On Friday, Treasury Secretary Scott Bessent publicly disclosed the enforcement measure. The Office of Foreign Assets Control (OFAC) designated several cryptocurrency wallets with alleged connections to Tehran’s government apparatus.
“We will track the financial resources that Tehran is urgently trying to relocate beyond its borders and strike at every monetary channel supporting the regime,” Bessent stated. He characterized this initiative as a component of the ‘Economic Fury’ strategy.
Tether Technologies took swift action Thursday by freezing two wallet addresses operating on the TRON blockchain. The combined holdings in these addresses totaled $344 million in USDT. The stablecoin company confirmed its cooperation with American governmental authorities in executing the freeze.
According to a senior U.S. official speaking with CoinDesk, the targeted wallets demonstrated unmistakable ties to Tehran’s governmental structures. Evidence included transaction activity with Iranian cryptocurrency platforms and routing through wallets associated with Iran’s central banking institution.
Tehran’s Pivot Toward Digital Assets
American enforcement agencies report that Iran has increasingly adopted digital currencies as a sanctions evasion mechanism. The nation has employed sophisticated transaction methodologies to obscure its involvement in international financial transfers.
Iran’s central monetary authority has attempted to conceal its operations by channeling capital through cryptocurrency networks rather than conventional banking infrastructure. Treasury officials revealed they’re collaborating with blockchain forensics companies and digital asset platforms to monitor these financial movements.
In a related development, Iran has allegedly selected Bitcoin rather than stablecoins for collecting transit fees at the strategically vital Strait of Hormuz. The rationale: Bitcoin presents greater resistance to U.S. seizure efforts compared to USDT. Washington now controls approximately $2 billion in total frozen Iranian assets.
The Treasury Department additionally sanctioned Hengli Petrochemical, a Chinese refining operation, on Friday. Officials alleged the company serves as a critical participant in Iran’s petroleum sector.
Diplomatic Engagement May Continue This Weekend
Another session of U.S.-Iran diplomatic discussions could occur in the coming days. The administration is dispatching envoys Steve Witkoff and Jared Kushner to Pakistan for meetings with Iranian Foreign Minister Abbas Araghchi.
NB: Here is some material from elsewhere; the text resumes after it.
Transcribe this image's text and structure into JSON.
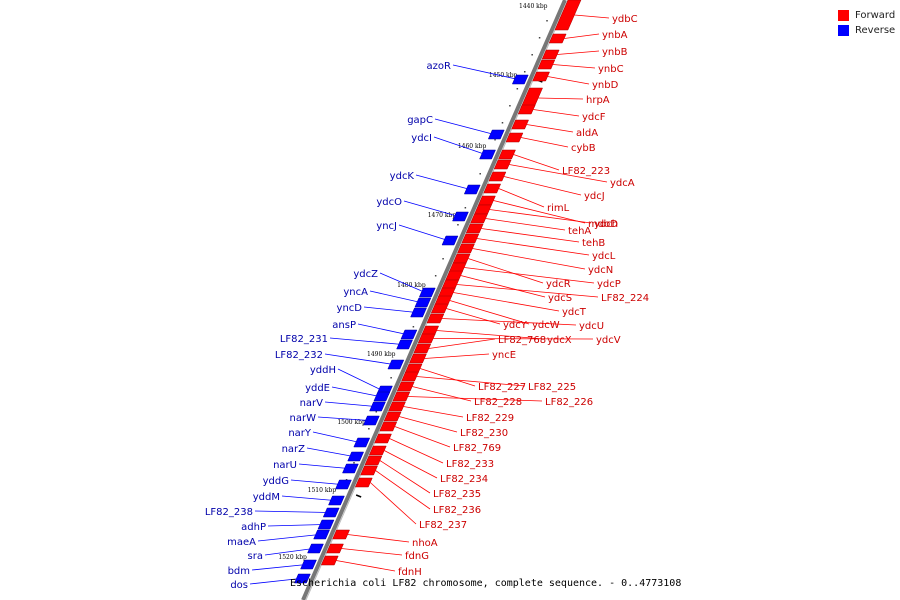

Vice President JD Vance, who participated in the initial negotiation round, will reportedly not join this session. Iran’s Parliament Speaker, who represented Tehran’s delegation previously, is also expected to be absent.
Tehran has insisted that Washington release frozen assets as a prerequisite for any comprehensive agreement. The former president has asserted that the American maritime blockade at the Strait of Hormuz is inflicting daily losses of $500 million on Iran.
Bitcoin was exchanging hands near $77,800 on Thursday, showing a modest decline from the session peak of $78,400. The cryptocurrency has still gained more than 3% across the weekly timeframe.